Mike Safran said he started hearing from old-timers and old friends the
moment he painted his name on the building.
"I've already had one person stop in and say, 'Hey, who are you using
that name?' I laughed and said I came by it honestly," Safran, 43, said while
giving a tour of the eclectic collection he displays in the 10,000 square foot
former steel-fabrication shop.
"My grandfather was a furniture dealer who somehow ended up in the South
in the 1930s. Then my dad grew up in the business," Safran said.
After World War II, Milton Safran began to buy antiques in Europe instead
of going through middlemen in the Northeast.
"That's how he really got his business started," Safran said.
And that's also how it ended. In 1974, Milton Safran died in a commercial
airline crash near Paris. He left behind a wife, June, four children at home
and a business that occupied several buildings at the heart of the Vista.
News of the reopening of a Safran's store evoked memories for some
longtime Columbians, including Jerry Breger, a retired USC economics professor and a
friend of the late Milton Safran.
"When I got the card in the mail announcing Mike's store was open, my
thoughts were, 'Now, there's someone who was raised in the lore of antiques,'"
Breger said.
"But his father not only bought estates and sold antiques, he made custom
furniture that was beautiful and extremely valuable."

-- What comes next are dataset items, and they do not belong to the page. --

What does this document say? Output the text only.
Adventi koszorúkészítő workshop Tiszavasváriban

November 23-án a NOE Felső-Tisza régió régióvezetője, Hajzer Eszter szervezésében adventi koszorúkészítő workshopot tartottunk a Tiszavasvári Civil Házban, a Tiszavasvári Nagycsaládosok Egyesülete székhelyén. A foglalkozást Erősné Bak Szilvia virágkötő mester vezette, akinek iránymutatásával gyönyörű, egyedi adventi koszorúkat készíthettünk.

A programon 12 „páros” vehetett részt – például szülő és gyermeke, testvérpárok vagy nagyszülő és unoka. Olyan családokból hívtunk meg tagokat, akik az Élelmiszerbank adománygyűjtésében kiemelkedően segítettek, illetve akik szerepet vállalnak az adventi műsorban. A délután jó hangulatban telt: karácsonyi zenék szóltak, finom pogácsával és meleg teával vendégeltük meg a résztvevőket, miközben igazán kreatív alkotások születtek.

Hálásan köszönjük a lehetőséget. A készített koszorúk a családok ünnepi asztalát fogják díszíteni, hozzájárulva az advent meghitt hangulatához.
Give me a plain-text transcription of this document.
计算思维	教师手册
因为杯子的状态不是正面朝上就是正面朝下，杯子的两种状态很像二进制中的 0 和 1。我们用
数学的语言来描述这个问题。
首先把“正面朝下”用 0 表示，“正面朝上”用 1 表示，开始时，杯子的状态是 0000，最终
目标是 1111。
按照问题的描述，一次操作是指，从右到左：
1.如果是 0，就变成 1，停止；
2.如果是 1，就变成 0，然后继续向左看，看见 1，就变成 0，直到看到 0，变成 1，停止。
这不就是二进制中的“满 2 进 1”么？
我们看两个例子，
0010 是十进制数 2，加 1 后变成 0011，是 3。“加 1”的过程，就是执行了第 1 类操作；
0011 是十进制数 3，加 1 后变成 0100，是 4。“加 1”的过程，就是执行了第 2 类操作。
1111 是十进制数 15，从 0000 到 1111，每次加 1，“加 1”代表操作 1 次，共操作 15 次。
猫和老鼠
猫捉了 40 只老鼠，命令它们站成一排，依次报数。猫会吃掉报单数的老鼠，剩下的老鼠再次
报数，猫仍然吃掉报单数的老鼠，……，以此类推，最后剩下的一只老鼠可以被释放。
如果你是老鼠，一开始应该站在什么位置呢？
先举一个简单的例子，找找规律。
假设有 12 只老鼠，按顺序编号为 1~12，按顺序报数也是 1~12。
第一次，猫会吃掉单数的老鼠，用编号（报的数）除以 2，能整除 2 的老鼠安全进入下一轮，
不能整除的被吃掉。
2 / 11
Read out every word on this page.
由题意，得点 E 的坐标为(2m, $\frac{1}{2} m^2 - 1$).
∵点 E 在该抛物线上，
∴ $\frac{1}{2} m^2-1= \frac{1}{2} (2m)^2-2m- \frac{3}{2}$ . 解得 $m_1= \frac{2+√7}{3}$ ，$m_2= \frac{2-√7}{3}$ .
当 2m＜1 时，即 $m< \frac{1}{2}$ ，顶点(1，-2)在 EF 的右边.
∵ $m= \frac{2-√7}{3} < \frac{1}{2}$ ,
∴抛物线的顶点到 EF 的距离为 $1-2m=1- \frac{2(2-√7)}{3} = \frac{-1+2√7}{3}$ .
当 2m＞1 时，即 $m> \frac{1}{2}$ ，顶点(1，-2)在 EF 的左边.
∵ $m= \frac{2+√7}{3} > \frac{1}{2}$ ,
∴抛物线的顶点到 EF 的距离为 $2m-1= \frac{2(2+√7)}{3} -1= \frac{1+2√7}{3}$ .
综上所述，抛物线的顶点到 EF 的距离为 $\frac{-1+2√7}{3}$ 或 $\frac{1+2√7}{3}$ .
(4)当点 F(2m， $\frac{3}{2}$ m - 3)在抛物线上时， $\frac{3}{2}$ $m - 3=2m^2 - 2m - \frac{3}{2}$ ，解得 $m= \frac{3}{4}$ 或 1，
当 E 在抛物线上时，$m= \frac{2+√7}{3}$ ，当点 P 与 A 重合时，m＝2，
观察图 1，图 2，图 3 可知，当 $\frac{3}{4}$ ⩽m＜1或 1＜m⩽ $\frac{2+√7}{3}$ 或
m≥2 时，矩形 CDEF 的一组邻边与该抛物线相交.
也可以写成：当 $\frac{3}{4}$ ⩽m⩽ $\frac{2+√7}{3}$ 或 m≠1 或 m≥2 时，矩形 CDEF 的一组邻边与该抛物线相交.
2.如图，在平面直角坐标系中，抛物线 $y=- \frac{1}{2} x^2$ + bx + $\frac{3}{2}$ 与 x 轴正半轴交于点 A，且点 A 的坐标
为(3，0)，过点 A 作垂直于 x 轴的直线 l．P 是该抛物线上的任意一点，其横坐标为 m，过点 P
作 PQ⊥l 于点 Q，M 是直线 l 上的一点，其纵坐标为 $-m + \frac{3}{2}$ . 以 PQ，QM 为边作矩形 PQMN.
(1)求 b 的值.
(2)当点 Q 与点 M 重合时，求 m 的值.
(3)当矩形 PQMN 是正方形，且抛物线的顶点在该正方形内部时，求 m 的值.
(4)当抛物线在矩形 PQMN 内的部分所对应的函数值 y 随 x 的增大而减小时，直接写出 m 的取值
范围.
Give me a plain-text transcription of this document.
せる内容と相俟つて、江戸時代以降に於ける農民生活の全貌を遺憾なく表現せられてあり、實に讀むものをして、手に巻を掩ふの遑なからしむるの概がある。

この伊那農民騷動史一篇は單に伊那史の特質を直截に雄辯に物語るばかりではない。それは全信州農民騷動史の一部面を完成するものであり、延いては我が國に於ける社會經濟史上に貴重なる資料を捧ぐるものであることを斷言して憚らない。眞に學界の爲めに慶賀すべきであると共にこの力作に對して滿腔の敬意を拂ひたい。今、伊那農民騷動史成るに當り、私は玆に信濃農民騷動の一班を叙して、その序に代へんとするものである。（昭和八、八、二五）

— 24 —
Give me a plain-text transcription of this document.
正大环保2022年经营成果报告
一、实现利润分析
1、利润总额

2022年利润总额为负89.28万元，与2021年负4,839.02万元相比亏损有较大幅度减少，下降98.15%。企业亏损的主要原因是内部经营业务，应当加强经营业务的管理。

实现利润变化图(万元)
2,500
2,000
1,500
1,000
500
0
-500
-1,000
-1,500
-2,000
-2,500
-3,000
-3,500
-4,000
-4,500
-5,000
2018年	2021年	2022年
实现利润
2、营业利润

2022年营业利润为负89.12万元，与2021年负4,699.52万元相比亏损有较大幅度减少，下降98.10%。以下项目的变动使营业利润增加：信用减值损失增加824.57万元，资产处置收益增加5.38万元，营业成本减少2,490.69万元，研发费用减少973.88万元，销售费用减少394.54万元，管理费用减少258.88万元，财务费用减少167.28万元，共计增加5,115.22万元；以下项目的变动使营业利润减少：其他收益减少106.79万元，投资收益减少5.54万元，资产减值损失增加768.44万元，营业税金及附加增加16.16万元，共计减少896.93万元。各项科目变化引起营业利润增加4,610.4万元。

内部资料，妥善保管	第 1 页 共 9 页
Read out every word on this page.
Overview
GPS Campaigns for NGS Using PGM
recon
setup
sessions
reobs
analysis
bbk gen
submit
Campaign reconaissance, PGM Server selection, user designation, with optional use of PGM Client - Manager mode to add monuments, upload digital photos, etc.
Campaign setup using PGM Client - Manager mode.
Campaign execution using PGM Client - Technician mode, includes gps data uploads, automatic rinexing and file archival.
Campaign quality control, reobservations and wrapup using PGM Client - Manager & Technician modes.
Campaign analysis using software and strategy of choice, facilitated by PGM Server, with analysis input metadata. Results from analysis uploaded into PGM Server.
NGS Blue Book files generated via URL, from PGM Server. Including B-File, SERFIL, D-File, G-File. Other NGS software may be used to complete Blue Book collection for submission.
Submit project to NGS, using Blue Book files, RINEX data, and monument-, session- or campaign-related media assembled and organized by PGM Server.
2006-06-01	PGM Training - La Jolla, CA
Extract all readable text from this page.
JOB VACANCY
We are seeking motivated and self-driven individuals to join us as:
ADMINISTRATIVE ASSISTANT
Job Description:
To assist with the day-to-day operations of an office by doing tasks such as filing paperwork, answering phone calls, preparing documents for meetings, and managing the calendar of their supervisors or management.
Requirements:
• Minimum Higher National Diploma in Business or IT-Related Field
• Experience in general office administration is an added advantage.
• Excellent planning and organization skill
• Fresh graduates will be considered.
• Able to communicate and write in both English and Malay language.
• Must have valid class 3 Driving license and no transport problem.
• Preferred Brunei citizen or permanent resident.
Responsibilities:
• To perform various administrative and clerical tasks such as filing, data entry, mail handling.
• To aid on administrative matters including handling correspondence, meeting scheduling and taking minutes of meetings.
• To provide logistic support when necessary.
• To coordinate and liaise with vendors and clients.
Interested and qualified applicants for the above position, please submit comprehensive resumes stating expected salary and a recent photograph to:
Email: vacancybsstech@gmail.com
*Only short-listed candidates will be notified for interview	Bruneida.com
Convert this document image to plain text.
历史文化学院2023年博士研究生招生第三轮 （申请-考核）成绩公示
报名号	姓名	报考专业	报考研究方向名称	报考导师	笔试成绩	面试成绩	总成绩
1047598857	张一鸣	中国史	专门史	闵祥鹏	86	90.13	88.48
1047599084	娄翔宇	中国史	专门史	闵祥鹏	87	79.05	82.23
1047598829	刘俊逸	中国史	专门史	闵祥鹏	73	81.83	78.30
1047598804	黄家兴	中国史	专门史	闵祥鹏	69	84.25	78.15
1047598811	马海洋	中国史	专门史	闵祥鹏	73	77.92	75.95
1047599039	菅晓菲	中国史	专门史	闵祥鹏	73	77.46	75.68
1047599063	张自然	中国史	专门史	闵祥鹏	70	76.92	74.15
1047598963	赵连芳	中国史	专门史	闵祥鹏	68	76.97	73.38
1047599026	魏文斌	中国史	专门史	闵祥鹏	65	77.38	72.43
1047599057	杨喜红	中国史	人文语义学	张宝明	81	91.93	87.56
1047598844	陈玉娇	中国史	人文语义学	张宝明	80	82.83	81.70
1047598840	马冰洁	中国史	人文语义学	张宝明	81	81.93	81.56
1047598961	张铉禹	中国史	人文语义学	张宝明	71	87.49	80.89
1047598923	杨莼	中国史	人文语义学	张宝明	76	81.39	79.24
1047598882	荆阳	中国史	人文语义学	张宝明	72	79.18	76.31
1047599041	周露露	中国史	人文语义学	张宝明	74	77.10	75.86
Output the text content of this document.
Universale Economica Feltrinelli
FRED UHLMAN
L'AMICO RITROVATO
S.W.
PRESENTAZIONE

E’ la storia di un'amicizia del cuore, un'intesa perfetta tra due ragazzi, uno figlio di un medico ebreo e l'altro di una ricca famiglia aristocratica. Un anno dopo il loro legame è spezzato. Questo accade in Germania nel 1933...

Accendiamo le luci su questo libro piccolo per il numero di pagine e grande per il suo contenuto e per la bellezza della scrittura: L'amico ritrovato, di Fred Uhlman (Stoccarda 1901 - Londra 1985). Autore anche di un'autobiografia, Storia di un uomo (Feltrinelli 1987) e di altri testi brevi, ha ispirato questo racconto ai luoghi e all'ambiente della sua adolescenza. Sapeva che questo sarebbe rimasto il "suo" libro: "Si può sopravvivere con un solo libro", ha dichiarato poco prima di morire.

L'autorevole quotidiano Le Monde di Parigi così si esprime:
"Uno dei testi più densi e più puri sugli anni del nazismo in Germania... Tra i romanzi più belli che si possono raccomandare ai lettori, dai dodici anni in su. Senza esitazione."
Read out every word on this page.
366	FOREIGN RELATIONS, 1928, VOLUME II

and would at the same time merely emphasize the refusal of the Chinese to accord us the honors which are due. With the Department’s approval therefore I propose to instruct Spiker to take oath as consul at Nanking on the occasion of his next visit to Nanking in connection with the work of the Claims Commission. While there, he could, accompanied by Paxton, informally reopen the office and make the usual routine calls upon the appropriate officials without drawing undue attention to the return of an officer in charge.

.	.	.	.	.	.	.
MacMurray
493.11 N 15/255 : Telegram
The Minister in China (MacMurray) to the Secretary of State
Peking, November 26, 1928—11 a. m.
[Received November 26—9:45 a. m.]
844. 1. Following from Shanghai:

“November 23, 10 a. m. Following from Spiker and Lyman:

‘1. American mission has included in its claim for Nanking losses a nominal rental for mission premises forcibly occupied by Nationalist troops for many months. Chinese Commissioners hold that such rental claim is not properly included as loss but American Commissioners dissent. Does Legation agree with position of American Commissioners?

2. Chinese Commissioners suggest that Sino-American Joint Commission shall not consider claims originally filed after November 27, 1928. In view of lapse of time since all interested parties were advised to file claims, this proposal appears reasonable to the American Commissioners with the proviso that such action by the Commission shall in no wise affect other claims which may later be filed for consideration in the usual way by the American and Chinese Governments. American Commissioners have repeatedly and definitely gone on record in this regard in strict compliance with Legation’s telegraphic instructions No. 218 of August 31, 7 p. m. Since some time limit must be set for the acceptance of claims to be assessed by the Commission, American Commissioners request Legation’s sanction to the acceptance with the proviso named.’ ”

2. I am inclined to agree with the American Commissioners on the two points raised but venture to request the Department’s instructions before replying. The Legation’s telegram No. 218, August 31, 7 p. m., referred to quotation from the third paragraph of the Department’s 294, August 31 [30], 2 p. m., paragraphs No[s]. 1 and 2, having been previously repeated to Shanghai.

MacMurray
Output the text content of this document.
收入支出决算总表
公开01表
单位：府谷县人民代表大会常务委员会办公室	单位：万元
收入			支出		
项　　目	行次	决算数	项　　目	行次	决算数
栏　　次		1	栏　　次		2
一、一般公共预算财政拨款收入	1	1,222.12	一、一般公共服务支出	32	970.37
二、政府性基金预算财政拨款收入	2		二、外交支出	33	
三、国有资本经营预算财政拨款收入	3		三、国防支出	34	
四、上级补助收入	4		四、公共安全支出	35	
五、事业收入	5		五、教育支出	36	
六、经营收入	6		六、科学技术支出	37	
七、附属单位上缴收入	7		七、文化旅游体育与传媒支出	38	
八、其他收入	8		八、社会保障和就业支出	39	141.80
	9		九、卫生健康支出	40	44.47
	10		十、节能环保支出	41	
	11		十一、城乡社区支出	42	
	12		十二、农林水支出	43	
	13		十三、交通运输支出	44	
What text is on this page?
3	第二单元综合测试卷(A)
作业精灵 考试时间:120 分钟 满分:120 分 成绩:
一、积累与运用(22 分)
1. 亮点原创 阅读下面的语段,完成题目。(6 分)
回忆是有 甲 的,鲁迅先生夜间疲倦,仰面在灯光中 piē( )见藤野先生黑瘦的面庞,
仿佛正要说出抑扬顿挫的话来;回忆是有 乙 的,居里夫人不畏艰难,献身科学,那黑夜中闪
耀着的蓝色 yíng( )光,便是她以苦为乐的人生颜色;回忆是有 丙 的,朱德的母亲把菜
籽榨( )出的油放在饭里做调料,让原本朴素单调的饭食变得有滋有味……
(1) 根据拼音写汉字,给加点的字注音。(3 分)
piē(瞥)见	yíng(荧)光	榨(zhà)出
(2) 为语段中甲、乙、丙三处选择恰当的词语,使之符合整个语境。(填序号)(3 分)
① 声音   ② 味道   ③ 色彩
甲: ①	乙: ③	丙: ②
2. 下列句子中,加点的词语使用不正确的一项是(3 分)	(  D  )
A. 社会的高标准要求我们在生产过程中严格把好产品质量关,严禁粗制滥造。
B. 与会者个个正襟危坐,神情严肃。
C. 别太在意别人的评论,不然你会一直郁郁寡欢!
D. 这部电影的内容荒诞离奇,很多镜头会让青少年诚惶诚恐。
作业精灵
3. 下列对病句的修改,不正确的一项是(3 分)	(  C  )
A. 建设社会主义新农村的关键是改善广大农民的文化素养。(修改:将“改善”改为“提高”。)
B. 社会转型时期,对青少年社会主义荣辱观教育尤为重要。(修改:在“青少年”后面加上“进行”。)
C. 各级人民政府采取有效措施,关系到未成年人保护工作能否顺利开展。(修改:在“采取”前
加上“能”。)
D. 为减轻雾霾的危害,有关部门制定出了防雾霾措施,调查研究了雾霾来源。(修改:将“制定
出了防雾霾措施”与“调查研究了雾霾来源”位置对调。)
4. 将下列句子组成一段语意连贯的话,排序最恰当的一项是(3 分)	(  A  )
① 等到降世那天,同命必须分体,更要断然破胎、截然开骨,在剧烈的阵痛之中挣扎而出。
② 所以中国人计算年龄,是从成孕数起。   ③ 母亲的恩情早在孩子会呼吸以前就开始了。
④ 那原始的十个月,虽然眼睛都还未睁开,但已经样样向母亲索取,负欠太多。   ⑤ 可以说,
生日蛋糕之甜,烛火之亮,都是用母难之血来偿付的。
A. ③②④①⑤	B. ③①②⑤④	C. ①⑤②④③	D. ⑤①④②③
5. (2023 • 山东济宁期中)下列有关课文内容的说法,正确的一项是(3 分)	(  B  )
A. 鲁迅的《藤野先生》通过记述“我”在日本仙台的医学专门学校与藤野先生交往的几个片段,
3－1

Milton Safran's businesses included an auction house - antique chairs and
tables would be stacked to the ceilings in those old buildings, Mike Safran
recalled-and a furniture-restoring and reproduction operation that employed as
many as 15 craftsmen.
Fine antiques and high-end furniture reproductions were a specialty for
Milton Safran, but his store was a place for everyone, one old customer and
friend recalled.
"He dealt the same with every class of people, from the very rich to
would-be collectors to regular folks like me," said Ross Beard of Camden. And
these who could afford even less, Beard said: "Milton would always give them a
break. I'm sure Mike will be a chip off the old block."
Sigmund Friedman, a veteran downtown Columbia businessman, is among those
who were happy to see the Safran name reappear.
"It's not well known anymore, but at the time he died, Milton was
recognized as one of the top experts on antiques between New York and New Orleans.
His knowledge was unbelievable," said the owner of bonded Loan Office on
Assembly Street.
"And here you have Mike, who is so knowledgeable himself, and you just
have to think how Mike had to pretty much learn it on his own, since he was so
young when his dad died. His dad could have taught him so much."